Natalie has taken up the amendment on pesticides not being used near areas of human habitation, such as schools or shops. We have been applying stronger poisons, and more of them, more often. In the first half of the last decade, three metrics—the area treated, often measured as spray hectares, the frequency of applications and the number of active ingredients used—all leapt significantly. This impacts on us, or the soil, on pollinators like bees. We have a natural world—a world of air and ground in which we live—that is out of balance: a poisoned world. These amendments are very modest. They are small steps towards turning that around.
Jenny pointed out that the international waste economy is a nasty, polluting system, where the richest countries are using the poorest as dump sites. Many people would be outraged to see that the recycling that they so carefully do is just baled up and either dumped on poor countries or incinerated. When we export plastic waste we are exporting CO2.
A big push on reducing plastic pollution by Jenny would require Ministers to set targets (“the plastics reduction targets”) in respect of the reduction of plastic pollution and to reduce the volume of non-essential single-use plastic products sold. She also made a plea
for the government to end the confusion over compostable plastic and to set minimum standards for plastic recycling.
Meanwhile, Natalie focused upon a ban
on polystyrene packaging and the takeaway containers which are the scourge of many town centres.
Natalie is taking up the hugely practical initiative to have local authorities run nappy services to provide an alternative to disposable nappies and the mountains of plastic waste currently produced by them. She also supported amendments to reduce packaging waste from supermarkets and other big companies.
The Lords also wanted action
on the long-awaited and much-delayed bottle deposit scheme for England. Ten other countries in Europe are operating these schemes, with bottle-recycling success rates running from an outstanding 98.5% in Germany, where of course they have had lots of practice since they started in 2003.
A big idea amendment
replaces the Government's aim of “resource efficiency” with a “reduction in resource use”. The law could thus acknowledge that we cannot have infinite growth on a finite planet and that a circular economy is a necessary but not sufficient condition for a sustainable world.

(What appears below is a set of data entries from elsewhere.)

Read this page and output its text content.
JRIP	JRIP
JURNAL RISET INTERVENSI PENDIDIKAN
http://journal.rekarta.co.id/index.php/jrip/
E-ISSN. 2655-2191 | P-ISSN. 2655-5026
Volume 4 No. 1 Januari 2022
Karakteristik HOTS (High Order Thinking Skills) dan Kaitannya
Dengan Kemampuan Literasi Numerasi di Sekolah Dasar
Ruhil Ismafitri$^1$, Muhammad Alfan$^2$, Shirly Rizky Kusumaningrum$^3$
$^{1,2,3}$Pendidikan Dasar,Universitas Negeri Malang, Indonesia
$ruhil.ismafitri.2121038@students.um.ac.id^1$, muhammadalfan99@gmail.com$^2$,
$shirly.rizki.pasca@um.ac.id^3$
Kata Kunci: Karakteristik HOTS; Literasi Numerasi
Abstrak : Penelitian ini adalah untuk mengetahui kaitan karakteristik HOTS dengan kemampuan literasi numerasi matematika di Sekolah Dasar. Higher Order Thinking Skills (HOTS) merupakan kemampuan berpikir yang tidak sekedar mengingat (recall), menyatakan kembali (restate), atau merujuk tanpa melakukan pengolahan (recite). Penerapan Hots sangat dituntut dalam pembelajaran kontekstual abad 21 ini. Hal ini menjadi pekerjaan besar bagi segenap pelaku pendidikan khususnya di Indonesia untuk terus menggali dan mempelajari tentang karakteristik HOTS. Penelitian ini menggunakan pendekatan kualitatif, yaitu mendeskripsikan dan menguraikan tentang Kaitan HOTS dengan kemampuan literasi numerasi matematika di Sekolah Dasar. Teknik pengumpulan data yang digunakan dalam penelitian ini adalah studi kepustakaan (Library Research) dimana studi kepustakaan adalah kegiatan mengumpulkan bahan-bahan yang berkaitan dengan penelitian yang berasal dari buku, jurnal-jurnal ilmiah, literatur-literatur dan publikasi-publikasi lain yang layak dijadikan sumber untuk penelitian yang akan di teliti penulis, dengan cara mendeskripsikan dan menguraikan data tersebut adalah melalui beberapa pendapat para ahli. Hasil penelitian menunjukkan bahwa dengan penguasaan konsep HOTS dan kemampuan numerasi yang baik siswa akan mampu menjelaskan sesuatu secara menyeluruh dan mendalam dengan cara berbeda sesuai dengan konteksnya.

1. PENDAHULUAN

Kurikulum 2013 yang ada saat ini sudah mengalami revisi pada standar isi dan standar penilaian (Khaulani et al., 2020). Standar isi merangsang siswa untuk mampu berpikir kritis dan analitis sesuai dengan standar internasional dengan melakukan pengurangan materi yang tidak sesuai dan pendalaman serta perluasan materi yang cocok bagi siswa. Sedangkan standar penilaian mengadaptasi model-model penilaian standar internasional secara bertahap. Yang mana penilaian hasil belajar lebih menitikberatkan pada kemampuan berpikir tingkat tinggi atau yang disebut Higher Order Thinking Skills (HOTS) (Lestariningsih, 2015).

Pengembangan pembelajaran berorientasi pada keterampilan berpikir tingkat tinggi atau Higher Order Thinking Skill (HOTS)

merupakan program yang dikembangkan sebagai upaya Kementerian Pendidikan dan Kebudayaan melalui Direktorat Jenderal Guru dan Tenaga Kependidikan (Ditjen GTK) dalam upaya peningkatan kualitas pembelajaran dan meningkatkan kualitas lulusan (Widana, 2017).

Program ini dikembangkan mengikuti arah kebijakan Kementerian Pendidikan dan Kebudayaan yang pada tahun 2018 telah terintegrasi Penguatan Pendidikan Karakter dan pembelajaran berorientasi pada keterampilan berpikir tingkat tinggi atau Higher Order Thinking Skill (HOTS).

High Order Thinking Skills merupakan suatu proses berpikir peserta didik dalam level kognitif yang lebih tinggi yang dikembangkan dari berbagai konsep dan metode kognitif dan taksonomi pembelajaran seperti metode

A more targeted amendment
would act against built in product obsolescence and the associated fly tipping that goes with it.
A significant step forward for local planning is the amendment to ensure that all future residential developments be net zero-carbon in construction and design.
Access to land
Natalie is supporting a proposal from the Right to Roam campaign that all woodlands, all downland, and all green belts be opened; not just to walkers but to camping, kayaking, swimming and climbing. This right exists, in Norway, Sweden, Estonia and Scotland. It was a common law or long-established right, which has subsequently been largely codified in law, along with the responsibilities of those doing the roaming.

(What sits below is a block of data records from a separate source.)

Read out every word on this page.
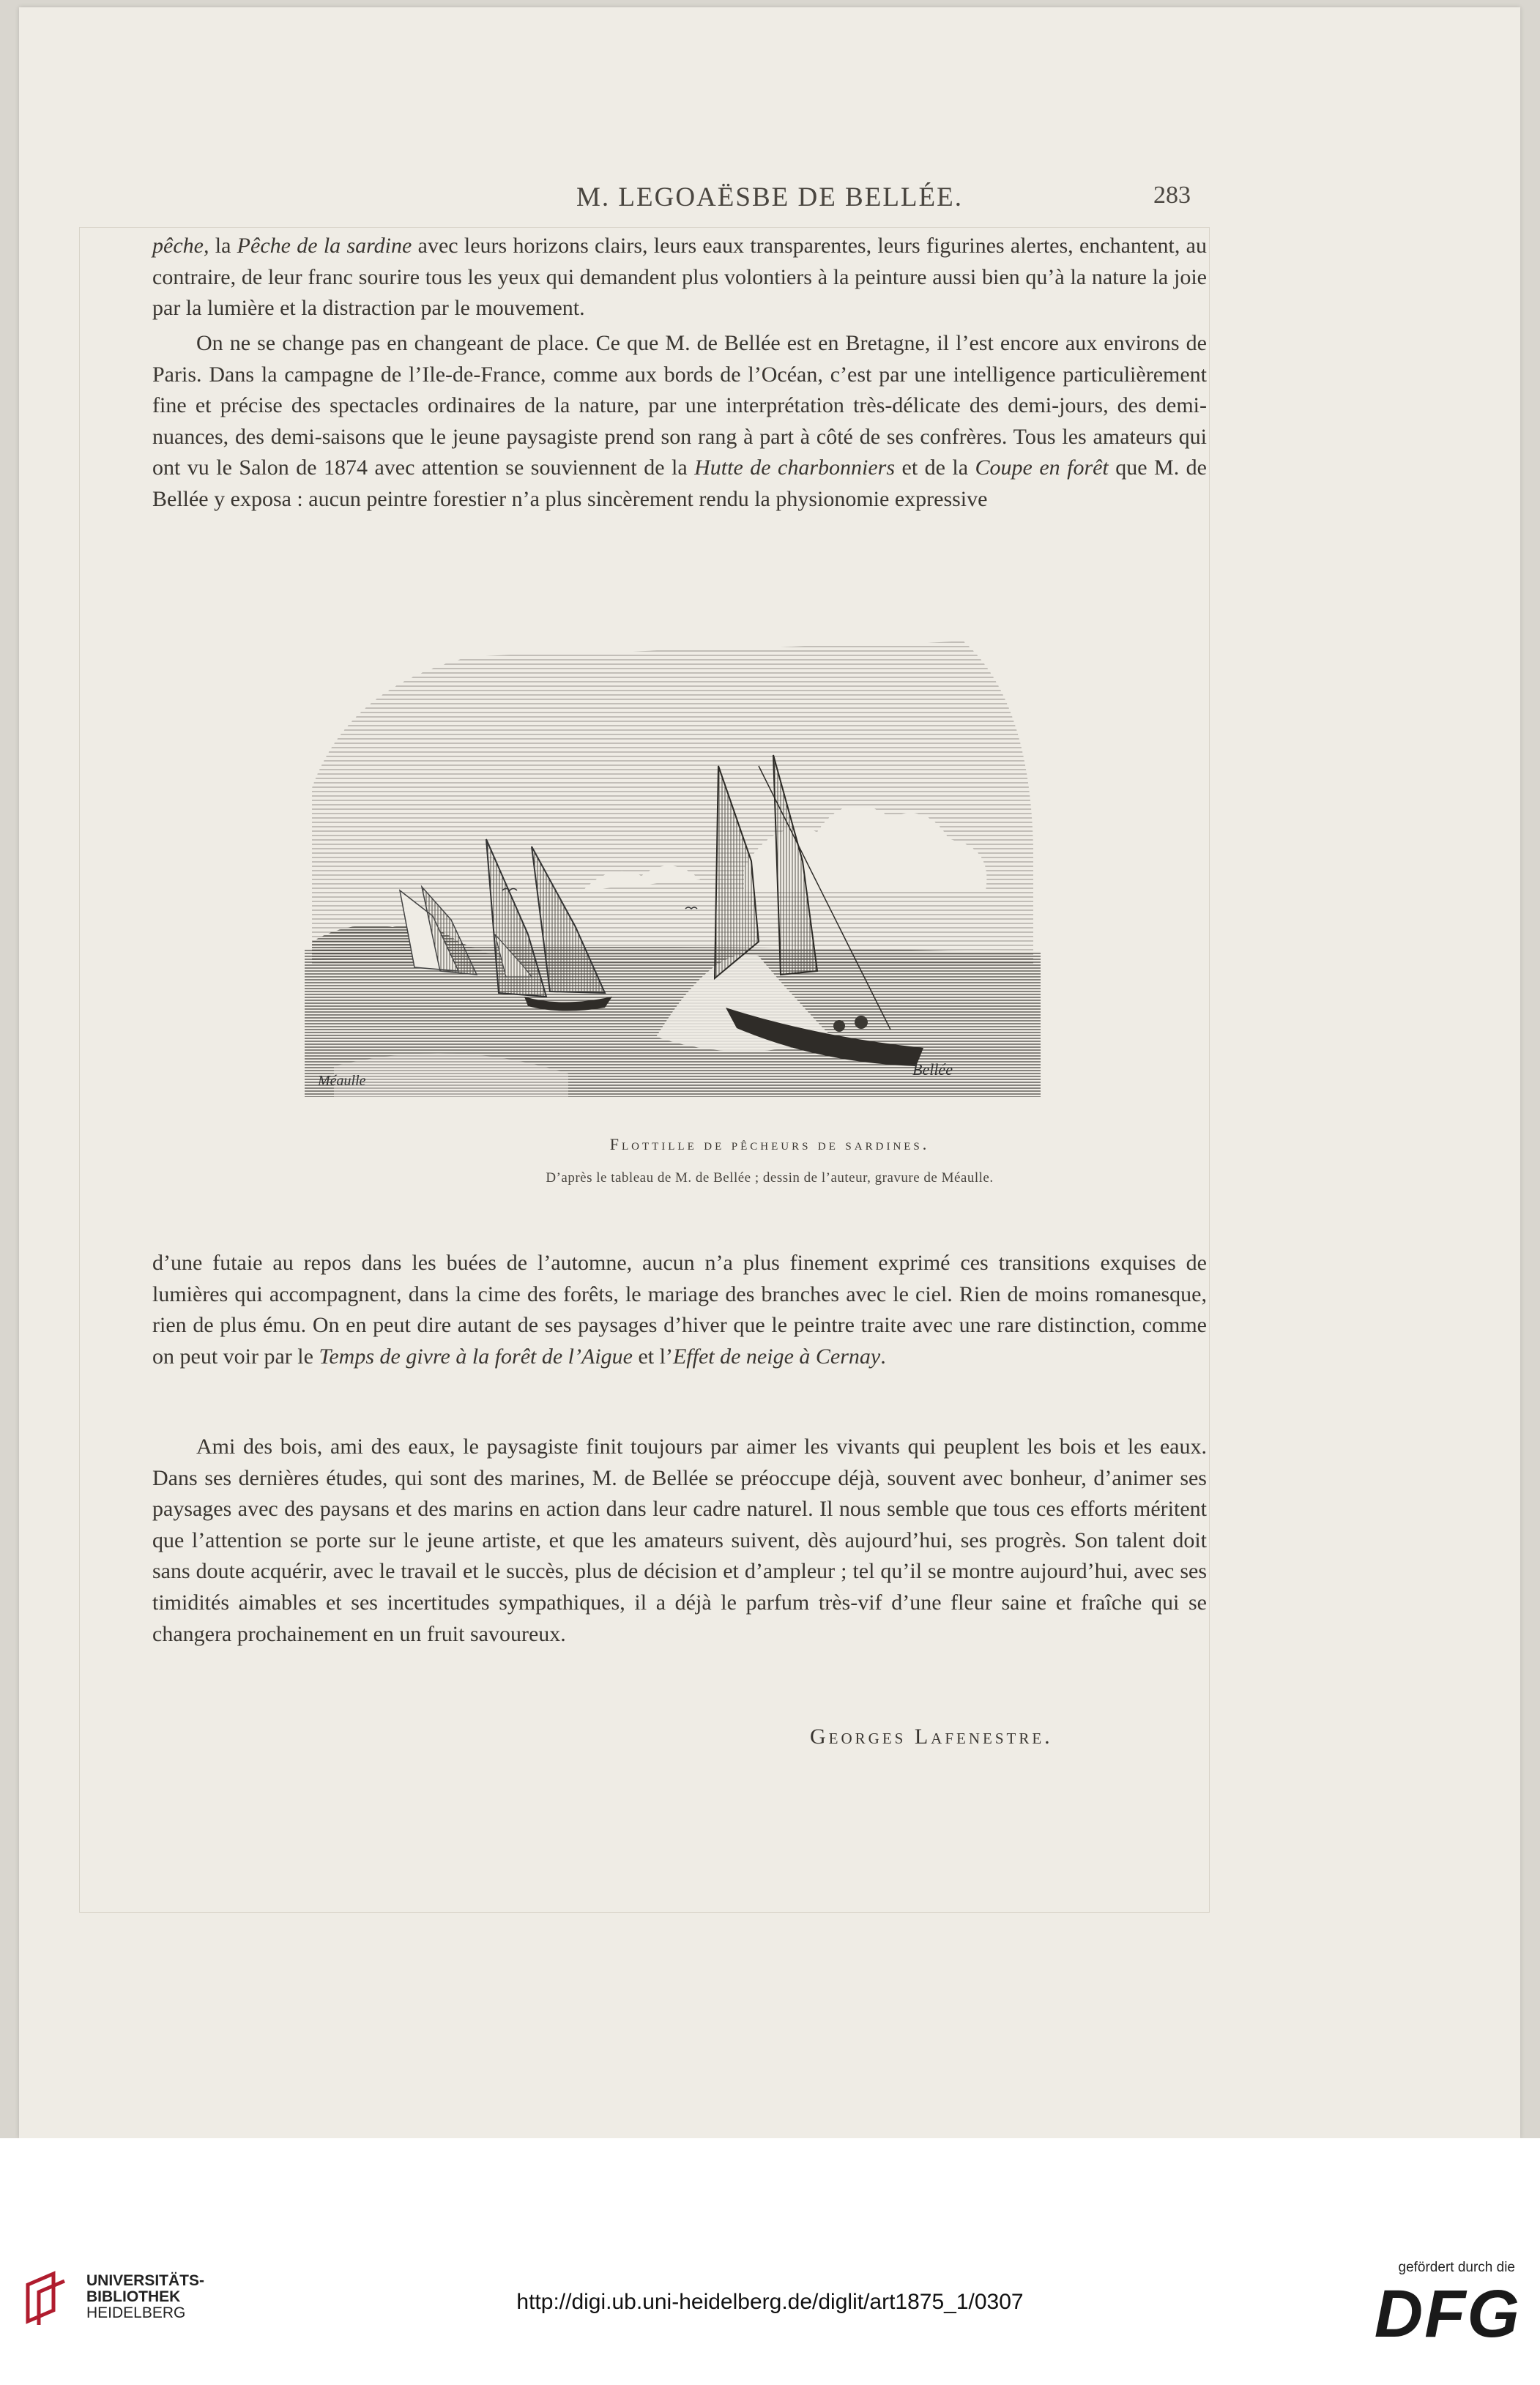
M. LEGOAËSBE DE BELLÉE.	283

pêche, la Pêche de la sardine avec leurs horizons clairs, leurs eaux transparentes, leurs figurines alertes, enchantent, au contraire, de leur franc sourire tous les yeux qui demandent plus volontiers à la peinture aussi bien qu’à la nature la joie par la lumière et la distraction par le mouvement.

On ne se change pas en changeant de place. Ce que M. de Bellée est en Bretagne, il l’est encore aux environs de Paris. Dans la campagne de l’Ile-de-France, comme aux bords de l’Océan, c’est par une intelligence particulièrement fine et précise des spectacles ordinaires de la nature, par une interprétation très-délicate des demi-jours, des demi-nuances, des demi-saisons que le jeune paysagiste prend son rang à part à côté de ses confrères. Tous les amateurs qui ont vu le Salon de 1874 avec attention se souviennent de la Hutte de charbonniers et de la Coupe en forêt que M. de Bellée y exposa : aucun peintre forestier n’a plus sincèrement rendu la physionomie expressive

Méaulle
Bellée
Flottille de pêcheurs de sardines.
D’après le tableau de M. de Bellée ; dessin de l’auteur, gravure de Méaulle.

d’une futaie au repos dans les buées de l’automne, aucun n’a plus finement exprimé ces transitions exquises de lumières qui accompagnent, dans la cime des forêts, le mariage des branches avec le ciel. Rien de moins romanesque, rien de plus ému. On en peut dire autant de ses paysages d’hiver que le peintre traite avec une rare distinction, comme on peut voir par le Temps de givre à la forêt de l’Aigue et l’Effet de neige à Cernay.

Ami des bois, ami des eaux, le paysagiste finit toujours par aimer les vivants qui peuplent les bois et les eaux. Dans ses dernières études, qui sont des marines, M. de Bellée se préoccupe déjà, souvent avec bonheur, d’animer ses paysages avec des paysans et des marins en action dans leur cadre naturel. Il nous semble que tous ces efforts méritent que l’attention se porte sur le jeune artiste, et que les amateurs suivent, dès aujourd’hui, ses progrès. Son talent doit sans doute acquérir, avec le travail et le succès, plus de décision et d’ampleur ; tel qu’il se montre aujourd’hui, avec ses timidités aimables et ses incertitudes sympathiques, il a déjà le parfum très-vif d’une fleur saine et fraîche qui se changera prochainement en un fruit savoureux.

Georges Lafenestre.
UNIVERSITÄTS-
BIBLIOTHEK
HEIDELBERG	http://digi.ub.uni-heidelberg.de/diglit/art1875_1/0307
gefördert durch die
DFG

Jenny will be taking up the cause of animal protection by asking Ministers to set targets for the replacement of tests on animals. Some tests are supposedly conducted to protect human health and the environment, where there are fully viable alternatives. It would also require a reduction in the numbers of animals used and the suffering they endure, while these tests are being phased out.
Finally, one of Jenny’s favourite amendments would see an outright ban on fracking.